OXIDATION CHARACTERISTICS OF THERMAL-SPRAYED COBALT-BASED SUPERALLOY COATINGS: A REVIEW

Abstract

Superalloys go through cyclic oxidation which refers to the progression of reputed exposure of materials to alternating oxidizing and non-oxidizing environments at high temperatures. The oxidation behavior of cobalt-based superalloy coatings depends on several variables, including the environment, surface roughness, manufacturing conditions, & coating composition. Because of their higher temperatures and protective oxide layer, coatings with a greater cobalt concentration are more oxidation-resistant. The behavior of oxidation is influenced by surface roughness, where rough surfaces offer greater surface area to oxidation while smooth surfaces decrease interaction with the environment. The microstructure and porosity of the coating are further impacted by processing variables used in thermal spraying, including temperature, particles velocity, and spray distance. Adding reactive components to the coating composition, such as silicon and aluminum, and applying post-treatments like nitriding or sealing are two ways to increase oxidation resistance. A greater temperature and particle speed can lead to a denser with less porous covering, improving the oxidation process resistance.

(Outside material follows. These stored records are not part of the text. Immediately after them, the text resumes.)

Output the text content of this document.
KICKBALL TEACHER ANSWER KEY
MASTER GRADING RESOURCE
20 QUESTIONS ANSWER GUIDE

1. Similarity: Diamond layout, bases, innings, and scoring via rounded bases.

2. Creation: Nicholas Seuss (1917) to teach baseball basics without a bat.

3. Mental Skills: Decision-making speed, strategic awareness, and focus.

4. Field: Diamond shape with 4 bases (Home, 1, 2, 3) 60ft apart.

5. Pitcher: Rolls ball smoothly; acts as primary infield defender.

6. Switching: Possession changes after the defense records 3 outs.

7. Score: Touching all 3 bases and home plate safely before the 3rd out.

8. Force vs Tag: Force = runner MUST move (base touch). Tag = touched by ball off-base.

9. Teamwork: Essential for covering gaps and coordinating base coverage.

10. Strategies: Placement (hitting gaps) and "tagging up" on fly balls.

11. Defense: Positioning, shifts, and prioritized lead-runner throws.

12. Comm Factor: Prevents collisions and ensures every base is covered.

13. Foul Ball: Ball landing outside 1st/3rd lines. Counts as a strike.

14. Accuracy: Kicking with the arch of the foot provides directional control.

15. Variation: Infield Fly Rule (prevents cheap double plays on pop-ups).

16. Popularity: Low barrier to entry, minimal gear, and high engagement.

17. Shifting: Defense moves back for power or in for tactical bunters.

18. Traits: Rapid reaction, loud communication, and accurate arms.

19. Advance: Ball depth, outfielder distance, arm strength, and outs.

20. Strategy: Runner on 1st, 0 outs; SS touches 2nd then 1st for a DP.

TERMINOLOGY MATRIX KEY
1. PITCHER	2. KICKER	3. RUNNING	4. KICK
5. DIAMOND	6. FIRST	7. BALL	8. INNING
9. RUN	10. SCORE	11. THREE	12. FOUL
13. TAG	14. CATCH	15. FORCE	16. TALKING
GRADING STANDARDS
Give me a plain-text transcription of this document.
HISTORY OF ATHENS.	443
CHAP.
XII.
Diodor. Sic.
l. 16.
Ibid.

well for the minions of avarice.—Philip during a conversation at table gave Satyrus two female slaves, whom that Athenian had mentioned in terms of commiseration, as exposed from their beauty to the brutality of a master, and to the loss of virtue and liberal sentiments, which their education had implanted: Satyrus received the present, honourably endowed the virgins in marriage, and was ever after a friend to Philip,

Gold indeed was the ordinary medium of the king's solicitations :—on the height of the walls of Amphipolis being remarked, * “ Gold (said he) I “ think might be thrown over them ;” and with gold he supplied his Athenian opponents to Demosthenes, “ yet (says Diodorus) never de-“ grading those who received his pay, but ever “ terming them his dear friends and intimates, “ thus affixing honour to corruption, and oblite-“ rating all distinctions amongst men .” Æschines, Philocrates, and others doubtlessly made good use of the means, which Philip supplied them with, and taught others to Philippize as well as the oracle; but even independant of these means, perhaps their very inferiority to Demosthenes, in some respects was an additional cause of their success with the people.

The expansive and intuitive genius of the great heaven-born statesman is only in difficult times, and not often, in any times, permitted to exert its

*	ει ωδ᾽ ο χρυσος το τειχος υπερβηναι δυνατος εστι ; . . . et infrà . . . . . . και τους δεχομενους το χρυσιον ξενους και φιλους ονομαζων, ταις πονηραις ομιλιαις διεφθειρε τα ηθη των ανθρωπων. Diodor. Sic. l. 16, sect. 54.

The two typically used heat spraying techniques are high-velocity oxy-fuel (HVOF) and plasma spraying. To increase the resistance to oxidation of thermal spray cobalt-based superalloy coating, some strategies have been devised, such as inclusion of reactive materials, such as aluminum and silicon, which is the coating composition. These elements may establish an oxide layer protecting the coating’s appearance, preventing further oxidation.